Widespread changes in synaptic markers as a function of sleep and wakefulness in Drosophila

Abstract

Sleep is universal, strictly regulated, and necessary for cognition. Why this is so remains a mystery, although recent work suggests that sleep, memory, and plasticity are linked. However, little is known about how wakefulness and sleep affect synapses. Using Western blots and confocal microscopy in Drosophila, we found that protein levels of key components of central synapses were high after waking and low after sleep. These changes were related to behavioral state rather than time of day and occurred in all major areas of the Drosophila brain. The decrease of synaptic markers during sleep was progressive, and sleep was necessary for their decline.

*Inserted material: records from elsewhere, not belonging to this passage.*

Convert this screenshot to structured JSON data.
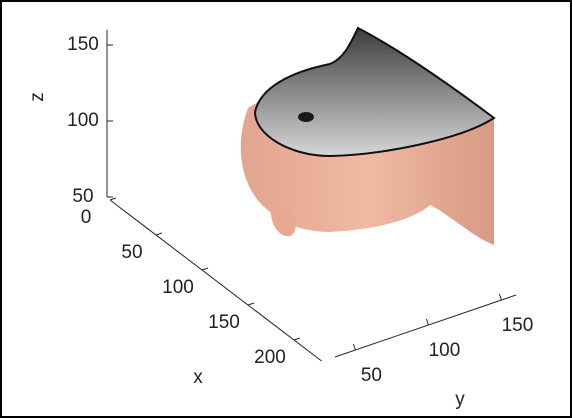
{
  "chart_data": {
    "type": "surface3d",
    "xlabel": "x",
    "ylabel": "y",
    "zlabel": "z",
    "xlim": [
      0,
      230
    ],
    "xticks": [
      0,
      50,
      100,
      150,
      200
    ],
    "ylim": [
      36,
      160
    ],
    "yticks": [
      50,
      100,
      150
    ],
    "zlim": [
      50,
      160
    ],
    "zticks": [
      50,
      100,
      150
    ]
  }
}
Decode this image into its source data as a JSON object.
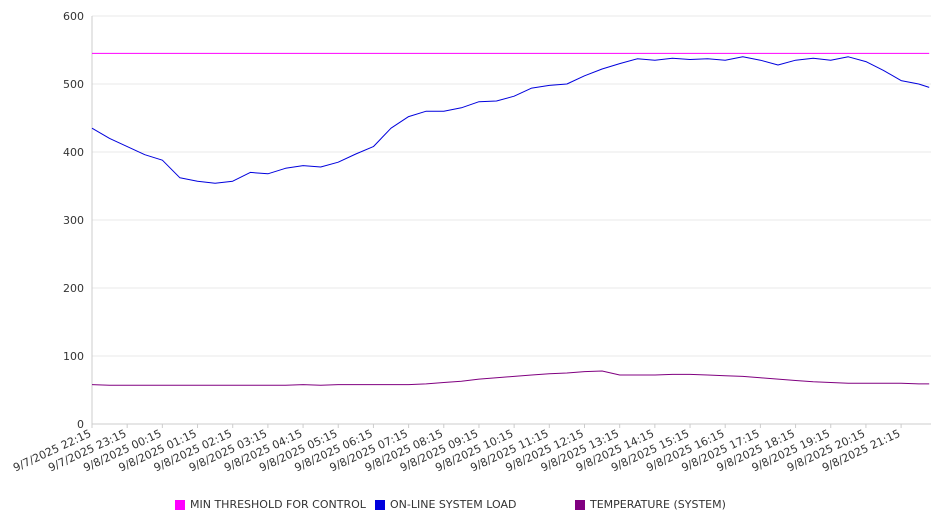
{
  "chart_data": {
    "type": "line",
    "title": "",
    "xlabel": "",
    "ylabel": "",
    "ylim": [
      0,
      600
    ],
    "yticks": [
      0,
      100,
      200,
      300,
      400,
      500,
      600
    ],
    "grid": true,
    "legend_position": "bottom",
    "xtick_labels": [
      "9/7/2025 22:15",
      "9/7/2025 23:15",
      "9/8/2025 00:15",
      "9/8/2025 01:15",
      "9/8/2025 02:15",
      "9/8/2025 03:15",
      "9/8/2025 04:15",
      "9/8/2025 05:15",
      "9/8/2025 06:15",
      "9/8/2025 07:15",
      "9/8/2025 08:15",
      "9/8/2025 09:15",
      "9/8/2025 10:15",
      "9/8/2025 11:15",
      "9/8/2025 12:15",
      "9/8/2025 13:15",
      "9/8/2025 14:15",
      "9/8/2025 15:15",
      "9/8/2025 16:15",
      "9/8/2025 17:15",
      "9/8/2025 18:15",
      "9/8/2025 19:15",
      "9/8/2025 20:15",
      "9/8/2025 21:15"
    ],
    "x_hours": [
      0,
      0.5,
      1,
      1.5,
      2,
      2.5,
      3,
      3.5,
      4,
      4.5,
      5,
      5.5,
      6,
      6.5,
      7,
      7.5,
      8,
      8.5,
      9,
      9.5,
      10,
      10.5,
      11,
      11.5,
      12,
      12.5,
      13,
      13.5,
      14,
      14.5,
      15,
      15.5,
      16,
      16.5,
      17,
      17.5,
      18,
      18.5,
      19,
      19.5,
      20,
      20.5,
      21,
      21.5,
      22,
      22.5,
      23,
      23.5,
      23.8
    ],
    "series": [
      {
        "name": "MIN THRESHOLD FOR CONTROL",
        "color": "#ff00ff",
        "values": [
          545,
          545,
          545,
          545,
          545,
          545,
          545,
          545,
          545,
          545,
          545,
          545,
          545,
          545,
          545,
          545,
          545,
          545,
          545,
          545,
          545,
          545,
          545,
          545,
          545,
          545,
          545,
          545,
          545,
          545,
          545,
          545,
          545,
          545,
          545,
          545,
          545,
          545,
          545,
          545,
          545,
          545,
          545,
          545,
          545,
          545,
          545,
          545,
          545
        ]
      },
      {
        "name": "ON-LINE SYSTEM LOAD",
        "color": "#0000dd",
        "values": [
          435,
          420,
          408,
          396,
          388,
          362,
          357,
          354,
          357,
          370,
          368,
          376,
          380,
          378,
          385,
          397,
          408,
          435,
          452,
          460,
          460,
          465,
          474,
          475,
          482,
          494,
          498,
          500,
          512,
          522,
          530,
          537,
          535,
          538,
          536,
          537,
          535,
          540,
          535,
          528,
          535,
          538,
          535,
          540,
          533,
          520,
          505,
          500,
          495
        ]
      },
      {
        "name": "TEMPERATURE (SYSTEM)",
        "color": "#800080",
        "values": [
          58,
          57,
          57,
          57,
          57,
          57,
          57,
          57,
          57,
          57,
          57,
          57,
          58,
          57,
          58,
          58,
          58,
          58,
          58,
          59,
          61,
          63,
          66,
          68,
          70,
          72,
          74,
          75,
          77,
          78,
          72,
          72,
          72,
          73,
          73,
          72,
          71,
          70,
          68,
          66,
          64,
          62,
          61,
          60,
          60,
          60,
          60,
          59,
          59
        ]
      }
    ]
  }
}
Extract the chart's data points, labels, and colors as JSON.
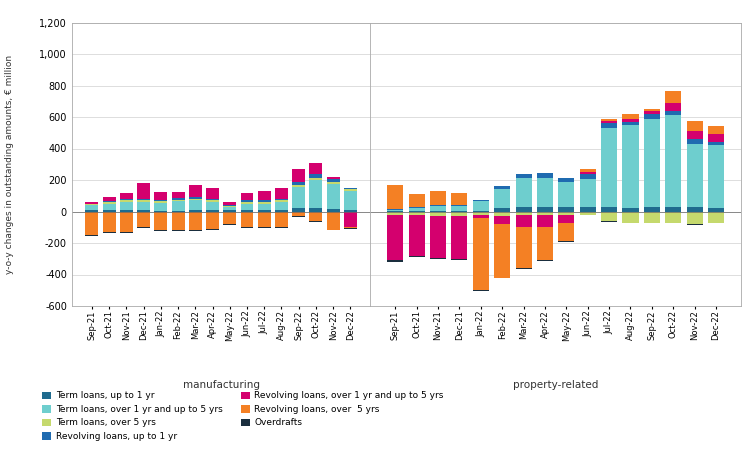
{
  "months": [
    "Sep-21",
    "Oct-21",
    "Nov-21",
    "Dec-21",
    "Jan-22",
    "Feb-22",
    "Mar-22",
    "Apr-22",
    "May-22",
    "Jun-22",
    "Jul-22",
    "Aug-22",
    "Sep-22",
    "Oct-22",
    "Nov-22",
    "Dec-22"
  ],
  "colors": {
    "term_up1": "#1f6b8e",
    "term_1to5": "#6ecece",
    "term_over5": "#c5d96d",
    "rev_up1": "#1f6bb0",
    "rev_1to5": "#d4006e",
    "rev_over5": "#f48024",
    "overdrafts": "#1a2e3e"
  },
  "manufacturing": {
    "term_up1": [
      10,
      10,
      10,
      10,
      5,
      5,
      10,
      10,
      10,
      10,
      10,
      10,
      25,
      25,
      15,
      10
    ],
    "term_1to5": [
      30,
      40,
      50,
      50,
      50,
      60,
      60,
      50,
      20,
      40,
      40,
      50,
      130,
      175,
      160,
      120
    ],
    "term_over5": [
      5,
      10,
      10,
      10,
      10,
      10,
      10,
      10,
      5,
      10,
      10,
      10,
      15,
      15,
      15,
      10
    ],
    "rev_up1": [
      5,
      5,
      10,
      10,
      10,
      10,
      10,
      10,
      5,
      10,
      10,
      10,
      20,
      25,
      15,
      10
    ],
    "rev_1to5": [
      10,
      30,
      40,
      100,
      50,
      40,
      80,
      70,
      20,
      50,
      60,
      70,
      80,
      70,
      15,
      -100
    ],
    "rev_over5": [
      -150,
      -130,
      -130,
      -100,
      -120,
      -120,
      -120,
      -110,
      -80,
      -100,
      -100,
      -100,
      -30,
      -60,
      -115,
      -5
    ],
    "overdrafts": [
      -5,
      -5,
      -5,
      -5,
      -5,
      -5,
      -5,
      -5,
      -5,
      -5,
      -5,
      -5,
      -5,
      -5,
      -5,
      -5
    ]
  },
  "property": {
    "term_up1": [
      5,
      5,
      5,
      5,
      5,
      20,
      30,
      30,
      30,
      30,
      30,
      20,
      30,
      30,
      30,
      20
    ],
    "term_1to5": [
      5,
      20,
      30,
      30,
      60,
      120,
      180,
      185,
      155,
      175,
      500,
      530,
      560,
      580,
      400,
      400
    ],
    "term_over5": [
      -20,
      -20,
      -30,
      -30,
      -20,
      -30,
      -20,
      -20,
      -20,
      -20,
      -60,
      -70,
      -70,
      -70,
      -80,
      -70
    ],
    "rev_up1": [
      5,
      5,
      5,
      5,
      5,
      20,
      30,
      30,
      30,
      30,
      30,
      20,
      30,
      30,
      30,
      20
    ],
    "rev_1to5": [
      -290,
      -265,
      -265,
      -270,
      -20,
      -50,
      -80,
      -80,
      -50,
      15,
      15,
      20,
      15,
      50,
      50,
      50
    ],
    "rev_over5": [
      155,
      80,
      90,
      80,
      -460,
      -340,
      -260,
      -210,
      -120,
      20,
      15,
      30,
      15,
      75,
      65,
      55
    ],
    "overdrafts": [
      -10,
      -5,
      -5,
      -5,
      -5,
      -5,
      -5,
      -5,
      -5,
      -5,
      -5,
      -5,
      -5,
      -5,
      -5,
      -5
    ]
  },
  "ylabel": "y-o-y changes in outstanding amounts, € million",
  "xlabel_left": "manufacturing",
  "xlabel_right": "property-related",
  "ylim": [
    -600,
    1200
  ],
  "yticks": [
    -600,
    -400,
    -200,
    0,
    200,
    400,
    600,
    800,
    1000,
    1200
  ],
  "legend_labels": [
    "Term loans, up to 1 yr",
    "Term loans, over 1 yr and up to 5 yrs",
    "Term loans, over 5 yrs",
    "Revolving loans, up to 1 yr",
    "Revolving loans, over 1 yr and up to 5 yrs",
    "Revolving loans, over  5 yrs",
    "Overdrafts"
  ],
  "background_color": "#ffffff",
  "grid_color": "#d0d0d0"
}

Thus, sleep may be involved in maintaining synaptic homeostasis altered by waking activities.

Fig. 1. Levels of synaptic proteins are high after sleep deprivation and low after sleep

(A) Presynaptic (pre), postsynaptic (post), Bruchpilot (BRP), Cysteine string protein (CSP), Discs-large (DLG), Synapsin (Syn), Syntaxin (Syx). (B) Daily pattern of sleep in Canton-S males sleep deprived (SD) for the last 6h of the night (green), 12h at night (red), or 24h (yellow) and control siblings left undisturbed (no SD, black line). Arrow shows when flies were collected. White and black bars: light and dark periods. Each group includes 12–16 flies and represents one of the 2–3 experiments used for panels C–H. (C–H) Representative immunoblots (E) and gel quantification (mean ± standard deviation; n of flies below each bar). SD values (color-coded as in B) expressed as % change relative to sleep (= 0%). (I–K) Canton-S females. *, p < 0.05; **, p < 0.01 (one-way ANOVA followed by Tukey’s HSD Post Hoc test).

Fig. 2. The expression of synaptic proteins increases due to sleep loss

(A–C, left) SD, sleep deprivation; S, sleep; W, spontaneous waking. Vertical arrows show when flies were collected. (A, right) Correlation between BRP levels and sleep deprivation efficiency during the last 24h in Canton-S males (Pearson correlation). Each dot represents 4 flies with similar SD efficiency. (B–C, right) Levels of synaptic proteins after SD or W, expressed as % change relative to sleep (= 0%). (mean ± standard deviation; n of flies below each bar). *, p < 0.05; **, p < 0.01 (Student's t-test).

Fig. 3. Synaptic markers decrease during sleep

(A–B, left) Rec, recovery sleep after SD. Vertical arrows show when flies were collected. (A, right) BRP levels expressed as % change relative to sleep at the end of the night (= 100%). (B, right) Levels of synaptic proteins after recovery sleep, expressed as % change relative to SD (=100%; mean ± standard deviation; n of flies is below each bar). *, p < 0.05 (Student's t-test).

Fig. 4. Widespread BRP increase after sleep loss

Representative examples of BRP immunofluorescence (IF) in controls and flies sleep deprived for 16h ending at light onset (sum of selected optical stacks, false colored using a quantitative scale). Immunoreactivity levels were measured in antennal lobes (AL), beta lobes of the mushroom bodies (MB), ellipsoid body of the central complex (CC) and central cerebrum (excluding the optic lobes, CB).